Intra-package imports
Based on some good quality Python packages (e.g. flask), it seems that for intra-package imports, relative imports are the norm. As an example, suppose your package looks like this:
package/
__init__.py
subpackage/
module.py
And module.py
contains func
, which we are interested in. From here, suppose you want to give access to func
easily from the outside, e.g. via a simple:
from package import func
This can be done by writing the following in the top __init__.py
file:
from .subpackage.module import func
This is a relative import. You could also do this via an absolute import:
from package.subpackage.module import func
The __all__
dunder magic
The __all__
variable enables manual specification of the importable names of a module (e.g. via an import *
). For example:
"""Awesome module awe.py"""
__all__ = ["func1", "ClassyStuff"]
def func1():
""" Nice function I want to boast about"""
pass
def _func2():
""" Ugly function I keep underneath"""
pass
class ClassyStuff:
""" Nice class I want to boast about"""
pass
Here, from .awe import *
would add func1
and ClassyStuff
to your namespace. However, because the naming conventions have been followed (i.e. _func2
is private, and its name starts with _
), you would get the exact same result without the __all__
statement.
For these reasons, as long as we keep a good naming hygene, it seems we don’t need the __all__
statement.
*
imports in __init__.py
files
This is something we did a lot at some point, in the spirit of “no code duplication”. Each times modules are updated with a function, the api is naturally updated. However, this also makes the api much less explicit. Instead of purposefully showing everything you get in your namespace in the __init__.py
file, you have to execute the module to actually know what’s in the namespace. Generally, this good packages seem to go the explicit route, even if this means some code duplication + possible mistakes when beginners add functions to modules but not to the __init__.py
file. We’re on the fence on this, but leaning towards this fully explicit approach.

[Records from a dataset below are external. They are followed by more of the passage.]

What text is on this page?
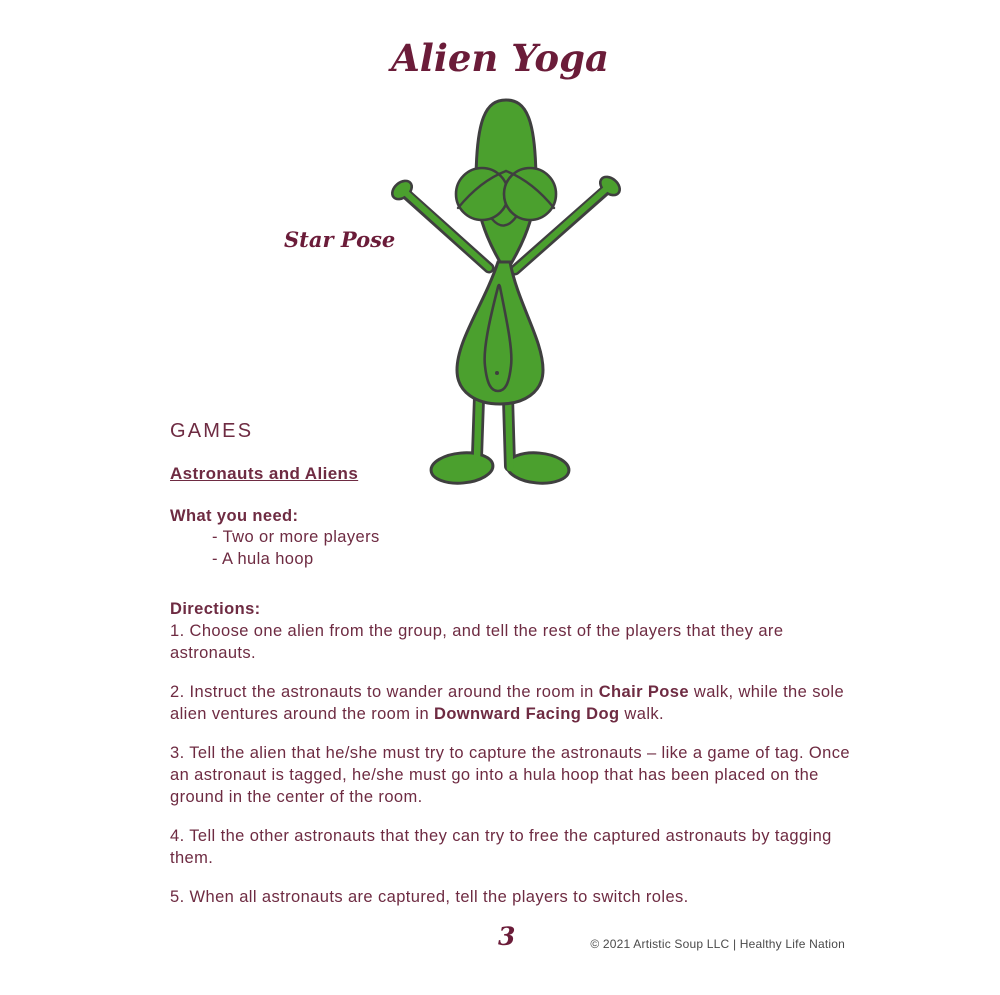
Alien Yoga
Star Pose
GAMES
Astronauts and Aliens

What you need:

- Two or more players
- A hula hoop

Directions:

1. Choose one alien from the group, and tell the rest of the players that they are astronauts.

2. Instruct the astronauts to wander around the room in Chair Pose walk, while the sole alien ventures around the room in Downward Facing Dog walk.

3. Tell the alien that he/she must try to capture the astronauts – like a game of tag. Once an astronaut is tagged, he/she must go into a hula hoop that has been placed on the ground in the center of the room.

4. Tell the other astronauts that they can try to free the captured astronauts by tagging them.

5. When all astronauts are captured, tell the players to switch roles.

3	© 2021 Artistic Soup LLC | Healthy Life Nation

SOLID - Dependency inversion : a worked example
This time we discussed how we could implement something to edit easily a run_params
file for AVBP.
This file look like:
$INPUT-CONTROL
mesh_file = ../../../Documents/MESH_C3SM/TRAPVTX/trappedvtx.mesh.h5
asciibound_file = ./SOLUTBOUND/combu.asciibound
asciibound_tpf_file = None
initial_solution_file = ./INIT/combu.init.h5
mixture_database = ./mixture_database.dat
probe_file = ./combu_probe.dat
solutbound_file = ./SOLUTBOUND/combu.solutbound.h5
species_database = ./species_database.dat
$end_INPUT-CONTROL
$OUTPUT-CONTROL
save_solution = yes
save_average = no
(...)
We tried a dependency inversion related exercise: discuss on the interface we want to show outside. The discussion ended up with 5 ways of implementation:
A function with extensible arguments - F1
out = update_runparams(
"./run.params",
{
"RUN-CONTROL/CFL": 0.4,
"RUN-CONTROL/clip_species": True,
} # comment utiliser ce truc?? Nouvelle syntaxe!
)
with open("./rp_changed.txt", "w") as fout:
fout.write(out)
The dictionary argument is a problem, because you will have explain exactly what the function expects. Not really explicit.
A functional approach - F2
lines_ = open("./run.params", "r").read()

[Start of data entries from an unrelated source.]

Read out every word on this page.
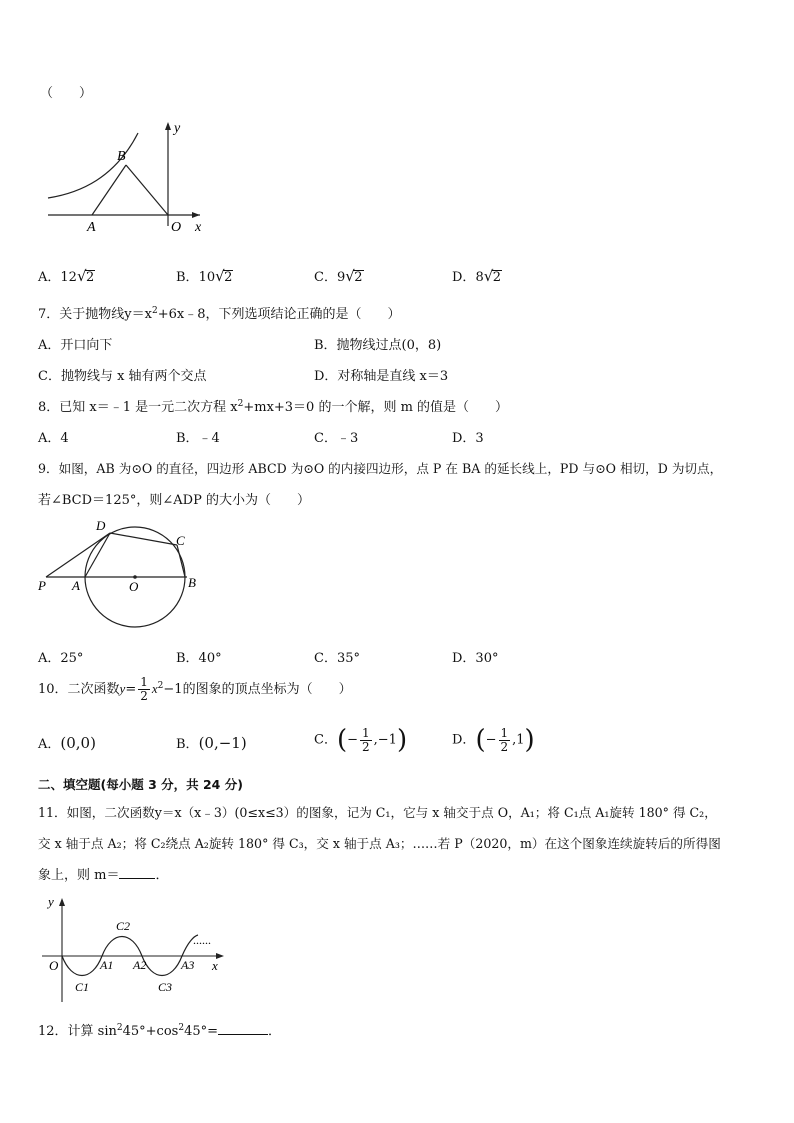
（　　）
B
A	O x
y
A．12 √ 2	B．10 √ 2	C．9 √ 2	D．8 √ 2
7．关于抛物线$y=x^2+6x﹣8$，下列选项结论正确的是（　　）
A．开口向下	B．抛物线过点(0，8)
C．抛物线与 x 轴有两个交点	D．对称轴是直线 x＝3
8．已知 x＝﹣1 是一元二次方程 $x^2+mx+3=0$ 的一个解，则 m 的值是（　　）
A．4	B．﹣4	C．﹣3	D．3
9．如图，AB 为⊙O 的直径，四边形 ABCD 为⊙O 的内接四边形，点 P 在 BA 的延长线上，PD 与⊙O 相切，D 为切点，
若∠BCD＝125°，则∠ADP 的大小为（　　）
D
C
P A	O	B
A．25°	B．40°	C．35°	D．30°
10．二次函数$y= \frac{1}{2} x^2-1$的图象的顶点坐标为（　　）
A．(0,0)	B．(0,−1)	C．(− $\frac{1}{2} ,-1$)	D．(− $\frac{1}{2} ,1$)
二、填空题(每小题 3 分，共 24 分)
11．如图，二次函数y＝x（x﹣3）(0≤x≤3）的图象，记为 C₁，它与 x 轴交于点 O，A₁；将 C₁点 A₁旋转 180° 得 C₂，
交 x 轴于点 A₂；将 C₂绕点 A₂旋转 180° 得 C₃，交 x 轴于点 A₃；……若 P（2020，m）在这个图象连续旋转后的所得图
象上，则 m＝	．
y
x
O	A1 A2	A3
C1
C2
C3
......
12．计算 $\sin^245^\circ+\cos^245^\circ=$	．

lines_ = update_runparams(lines_,"RUN-CONTROL","CFL", 0.4)
lines_ = update_runparams(lines_,"RUN-CONTROL""clip_species",True)
with open("./rp_changed.txt", "w") as fout:
fout.write(lines_)
The arguments are easier to figure out now, and we can repeat the calls to a function.

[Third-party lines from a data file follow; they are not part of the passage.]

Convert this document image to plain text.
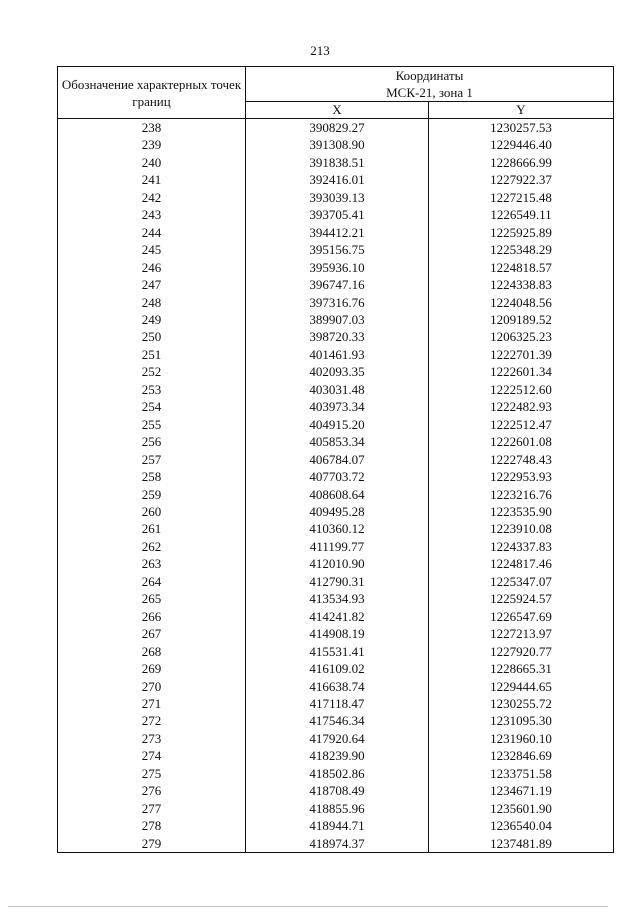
213
Обозначение характерных точек границ	Координаты
МСК-21, зона 1	
	X	Y
238	390829.27	1230257.53
239	391308.90	1229446.40
240	391838.51	1228666.99
241	392416.01	1227922.37
242	393039.13	1227215.48
243	393705.41	1226549.11
244	394412.21	1225925.89
245	395156.75	1225348.29
246	395936.10	1224818.57
247	396747.16	1224338.83
248	397316.76	1224048.56
249	389907.03	1209189.52
250	398720.33	1206325.23
251	401461.93	1222701.39
252	402093.35	1222601.34
253	403031.48	1222512.60
254	403973.34	1222482.93
255	404915.20	1222512.47
256	405853.34	1222601.08
257	406784.07	1222748.43
258	407703.72	1222953.93
259	408608.64	1223216.76
260	409495.28	1223535.90
261	410360.12	1223910.08
262	411199.77	1224337.83
263	412010.90	1224817.46
264	412790.31	1225347.07
265	413534.93	1225924.57
266	414241.82	1226547.69
267	414908.19	1227213.97
268	415531.41	1227920.77
269	416109.02	1228665.31
270	416638.74	1229444.65
271	417118.47	1230255.72
272	417546.34	1231095.30
273	417920.64	1231960.10
274	418239.90	1232846.69
275	418502.86	1233751.58
276	418708.49	1234671.19
277	418855.96	1235601.90
278	418944.71	1236540.04
279	418974.37	1237481.89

However the user must handle the dataflow explicitly, lines_
being both the input and the output.
A class with getters setters - C1
rpm = RunParamEditor("./run.params")
rpm.set("RUN-CONTROL","CFL", 0.4)
rpm.set("RUN-CONTROL","clip_species", True)
#rpm.add("RUN-CONTROL","CFL", 0.4)
#rpm.delete("RUN-CONTROL","CFL")
rpm.dump("./rp_changed.txt")
The feeling is familiar, but the data flow is now implicitly take care of by rpm
object.
However, the getter setter is still homemade, and might need more explanations.
A class with a dictionary feeling - C2
rpm = RunParamEditor("./run.params")
rpm["RUN-CONTROL"]["CFL"]= 0.4 # Change
rpm["RUN-CONTROL"]["CFL2"]= 0.4 # Add
del rpm["RUN-CONTROL"]["CFL2"] # Delete
rpm.dump("./rp_changed.txt")
This way the rpm
object is edited like a dictionary, the user need only to learn the __init__()
and dump()
methods.
Back to a functional approach - F3
At this point why cannot we move to a pure dictionary handling?
rpm = runparam_asdict("./run.params")
rpm["RUN-CONTROL"]["CFL"]= 0.4 # Change
rpm["RUN-CONTROL"]["CFL2"]= 0.4 # Add
del rpm["RUN-CONTROL"]["CFL2"] # Delete
runparam_dump_fromdict(rpm, "./rp_changed.txt")
Balance between approaches.
F3 is the easiest to implement, with a very small overhead of customization. It will be however be hard to extend, oppositely to a class. And we already are sure that some extension will be needed to this dev. That is why C2 is probably the best bet for the future.
To consider
- Think about what will go wrong at first before deciding between a function or a class.
- an object will show some advantage when multiple modifications are to be performed
- start with schematizing the functionalities / methods before starting the actual implementation
- AVBP blocks: there are keywords which must be given in order! -> renders it more messy if your python dict does some sorting
- AVBP inconsistency: the POSTPROC block is NOT hashable, several keywords can be repeated. The dictionary way is doomed!